You can see they're pretty much consistently the people that have higher pain for up to four years later. We've begun. We also have brain activity, EG activity, a lot of these patients, and we're using another form of machine learning structure vector machines to predict just looking at brain activity patterns, who's likely to have maintained chronic pain. So our hope is by looking at these experimental tasks and by looking at brain activity, we might have better insight on patients' natural trajectories. And our work is also starting to suggest that to some extent, some of these mechanisms might have even emerged even before mec.

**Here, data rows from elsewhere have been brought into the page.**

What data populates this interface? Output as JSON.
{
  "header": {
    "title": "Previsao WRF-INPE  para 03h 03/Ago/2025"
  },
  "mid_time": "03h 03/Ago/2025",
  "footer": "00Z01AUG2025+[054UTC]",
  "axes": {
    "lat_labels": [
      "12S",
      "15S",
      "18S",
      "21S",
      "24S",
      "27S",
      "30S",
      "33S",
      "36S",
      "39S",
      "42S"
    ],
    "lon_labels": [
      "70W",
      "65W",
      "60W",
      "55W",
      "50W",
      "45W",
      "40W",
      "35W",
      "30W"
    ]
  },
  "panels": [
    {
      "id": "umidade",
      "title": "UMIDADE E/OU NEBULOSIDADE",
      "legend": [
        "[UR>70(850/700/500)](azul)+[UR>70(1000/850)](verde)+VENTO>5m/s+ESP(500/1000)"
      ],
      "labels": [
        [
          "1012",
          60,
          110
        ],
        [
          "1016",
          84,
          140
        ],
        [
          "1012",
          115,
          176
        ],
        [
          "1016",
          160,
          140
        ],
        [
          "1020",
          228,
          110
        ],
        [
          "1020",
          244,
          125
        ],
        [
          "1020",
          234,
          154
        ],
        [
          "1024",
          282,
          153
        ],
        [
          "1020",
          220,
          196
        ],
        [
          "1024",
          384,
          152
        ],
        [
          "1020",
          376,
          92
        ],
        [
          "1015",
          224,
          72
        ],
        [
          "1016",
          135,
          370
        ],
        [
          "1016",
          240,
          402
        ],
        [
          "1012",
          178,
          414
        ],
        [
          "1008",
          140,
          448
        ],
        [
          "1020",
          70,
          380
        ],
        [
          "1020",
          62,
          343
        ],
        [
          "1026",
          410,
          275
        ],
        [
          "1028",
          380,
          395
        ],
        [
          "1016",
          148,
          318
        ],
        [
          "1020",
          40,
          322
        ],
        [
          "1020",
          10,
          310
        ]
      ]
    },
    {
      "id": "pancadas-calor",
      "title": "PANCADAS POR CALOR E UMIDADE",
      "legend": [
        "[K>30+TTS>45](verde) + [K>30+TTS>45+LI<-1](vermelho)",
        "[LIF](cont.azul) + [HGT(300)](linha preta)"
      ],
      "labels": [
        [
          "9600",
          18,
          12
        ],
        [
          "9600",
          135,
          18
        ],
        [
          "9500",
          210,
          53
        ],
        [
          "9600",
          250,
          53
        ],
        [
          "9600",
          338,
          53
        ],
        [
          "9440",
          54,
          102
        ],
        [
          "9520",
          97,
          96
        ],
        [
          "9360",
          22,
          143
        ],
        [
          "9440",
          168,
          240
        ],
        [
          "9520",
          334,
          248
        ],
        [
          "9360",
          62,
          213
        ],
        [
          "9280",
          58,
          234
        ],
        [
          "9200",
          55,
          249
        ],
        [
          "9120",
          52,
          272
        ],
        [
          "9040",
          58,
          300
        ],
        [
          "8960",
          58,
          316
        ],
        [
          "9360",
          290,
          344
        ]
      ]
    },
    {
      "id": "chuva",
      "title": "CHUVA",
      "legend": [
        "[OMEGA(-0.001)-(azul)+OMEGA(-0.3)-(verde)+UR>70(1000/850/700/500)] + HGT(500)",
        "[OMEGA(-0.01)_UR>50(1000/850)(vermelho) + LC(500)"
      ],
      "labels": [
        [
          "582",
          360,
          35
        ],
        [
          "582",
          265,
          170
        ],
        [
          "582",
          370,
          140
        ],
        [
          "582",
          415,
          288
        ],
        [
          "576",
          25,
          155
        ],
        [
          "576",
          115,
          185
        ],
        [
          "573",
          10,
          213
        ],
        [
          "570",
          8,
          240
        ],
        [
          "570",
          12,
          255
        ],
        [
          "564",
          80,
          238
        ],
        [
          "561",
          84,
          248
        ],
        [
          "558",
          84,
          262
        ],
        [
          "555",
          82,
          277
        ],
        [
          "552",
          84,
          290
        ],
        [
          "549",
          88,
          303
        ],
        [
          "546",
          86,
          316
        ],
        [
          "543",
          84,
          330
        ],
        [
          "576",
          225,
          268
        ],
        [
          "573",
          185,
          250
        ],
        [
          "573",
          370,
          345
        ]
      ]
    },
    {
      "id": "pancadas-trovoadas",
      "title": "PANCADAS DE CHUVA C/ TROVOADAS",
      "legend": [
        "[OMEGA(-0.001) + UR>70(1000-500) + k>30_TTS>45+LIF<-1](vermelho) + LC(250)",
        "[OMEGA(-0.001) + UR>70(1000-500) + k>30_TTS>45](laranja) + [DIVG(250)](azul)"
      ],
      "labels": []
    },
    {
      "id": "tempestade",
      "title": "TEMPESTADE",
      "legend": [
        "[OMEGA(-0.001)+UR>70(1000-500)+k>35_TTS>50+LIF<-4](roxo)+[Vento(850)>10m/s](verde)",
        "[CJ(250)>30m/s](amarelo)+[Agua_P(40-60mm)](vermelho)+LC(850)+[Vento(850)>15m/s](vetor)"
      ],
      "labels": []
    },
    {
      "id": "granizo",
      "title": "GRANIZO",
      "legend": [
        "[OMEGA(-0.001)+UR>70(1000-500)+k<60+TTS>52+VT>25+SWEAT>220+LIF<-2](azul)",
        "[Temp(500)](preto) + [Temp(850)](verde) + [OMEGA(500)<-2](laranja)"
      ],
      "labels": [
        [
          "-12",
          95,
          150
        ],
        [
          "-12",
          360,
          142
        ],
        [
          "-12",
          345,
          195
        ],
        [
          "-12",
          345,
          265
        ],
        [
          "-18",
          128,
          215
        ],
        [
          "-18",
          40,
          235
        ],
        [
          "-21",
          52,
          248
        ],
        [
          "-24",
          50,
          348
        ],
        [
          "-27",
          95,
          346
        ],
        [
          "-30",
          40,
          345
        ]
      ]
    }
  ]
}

So to some extent, I largely believe that endometriosis, it's a uterine condition, but there is an important role probably for a brainstem pathway given its importance in pain modulation in animal models. And we do see that in terms of the symptoms, in terms of the pain phenotypes. It's not just localized to the bladder or to pelvic sensitivity, but widespread pain. So we need to figure out, we need to validate this in a larger data set. So we've looked at about 200 adults with all these experimental tasks and more in reduced sex. And we started to look at this at about 300 children. But we to validate this in a larger task. And we're also looking at to see whether if we look at this phenotype of experimental sensitivity, we try interventions that affect experimental sensitivity, whether it can affect outcome. Thank you.